North Korea to Tillerson: We Are Ready for ‘Any War the U.S. Would Like’

Rodong Sinmun/DPRK State Media

North Korea’s foreign ministry warned Monday that its government is prepared to go to war with the United States, following remarks from Secretary of State Rex Tillerson in which he said the Trump administration was prepared for a military engagement with the communist dictatorship should they strike U.S. allies.

“The U.S. should face up to the situation of the world with its eyes wide open. The DPRK has the will and capability to fully respond to any war the U.S. would like to ignite,” the state-run Korean Central News Agency quoted a foreign ministry spokesman as saying, according to the South Korean newswire service Yonhap.

“If the businessmen-turned-U.S.-authorities thought that they would frighten the DPRK, they would soon know that their method would not work on the latter,” the spokesman continued. “The world will soon witness what eventful significance the great victory won by the DPRK in the recent ground jet test of Korean-style high-thrust engine will carry.”

Addressing Secretary Tillerson directly, the spokesman said he was “repeating what Obama touted much sanctions [sic] until he left the White House. What matters is that neither Obama nor Tillerson knows the reason why the DPRK had to have access to nuclear weapons and why it is dynamically bolstering up the nuclear force.”

The North Korean official appeared to be responding to Tillerson’s statements in South Korea on Friday where he told reporters that the Trump administration would not back down in protecting its allies in Seoul and Tokyo. “The policy of strategic patience has ended. We are exploring a new range of diplomatic, security and economic measures. All options are on the table,” Tillerson said, clarifying to one reporter that these options did include a military last resort.

Tillerson also repeated on multiple stops during his Asia trip that he hoped to see North Korea’s closest ally, China, take steps to ensure that Pyongyang abides by United Nations sanctions. In China, Tillerson emphasized issues on which the two nations agreed, though reports suggest that he privately urged Beijing to cut economic ties with North Korea.

Pyongyang appears to have received the message. In addition to the foreign ministry’s response, the Rodong Sinmun, a state propaganda newspaper, published a column Monday arguing that North Korea needs nuclear weapons because the United States will invade it if it does not threaten a nuclear attack. “Our army and people will continuously bolster up our nuclear deterrent for self-defense down the road under the conditions that high-level U.S. government officials adamantly stick to their hostile policy toward us,” the column read.

In addition to public statements, North Korea tested a new rocket engine model on Sunday at the orders of dictator Kim Jong-un. The Rodong reported that Kim applauded the test as a success:

He noted that the success made in the current test marked a great event of historic significance as it declared a new birth of the Juche-based rocket industry which has radically turned into a development-and creation-oriented industry both in name and in reality by completely doing away with dogmatism, conservatism and formalism left in the field of rocket industry and the dependence on the technology of other countries.

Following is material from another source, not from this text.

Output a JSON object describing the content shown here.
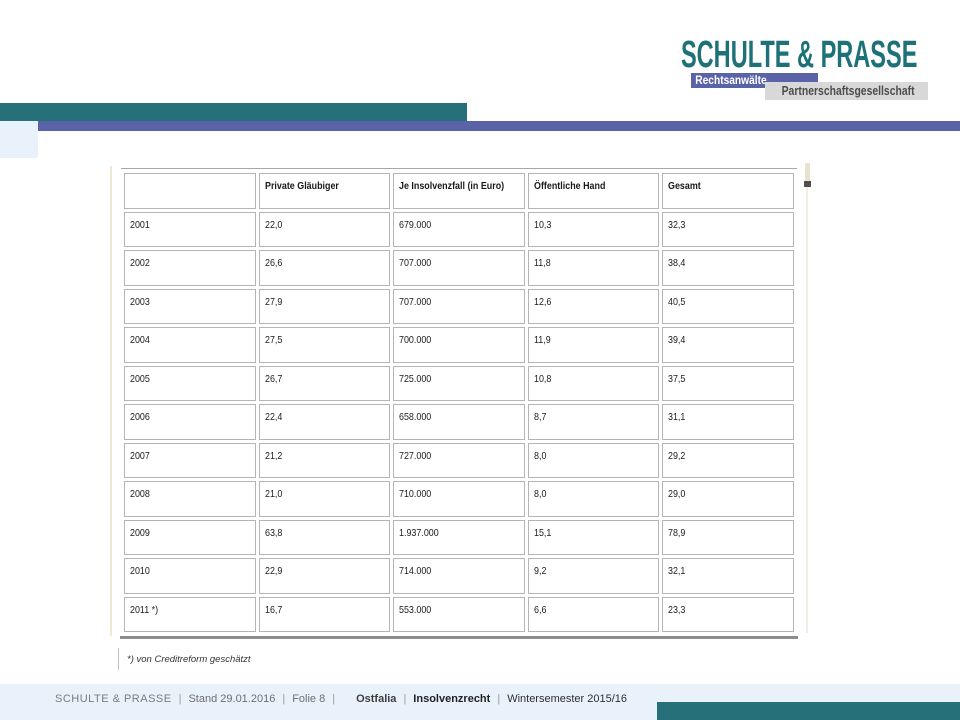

Kim said of the test, “the whole world will soon witness what eventful significance the great victory won today carries.”

The rocket engine, experts presume, is meant to fuel the launch of intercontinental ballistic missiles (ICBMs). North Korea has been developing nuclear technology in the hopes of creating a nuclear weapon with enough reach to successfully strike U.S. soil. Reuters corroborated the claims in North Korean media that the rocket engine test was an advance in the nation’s weapons technology, citing the South Korean defense ministry.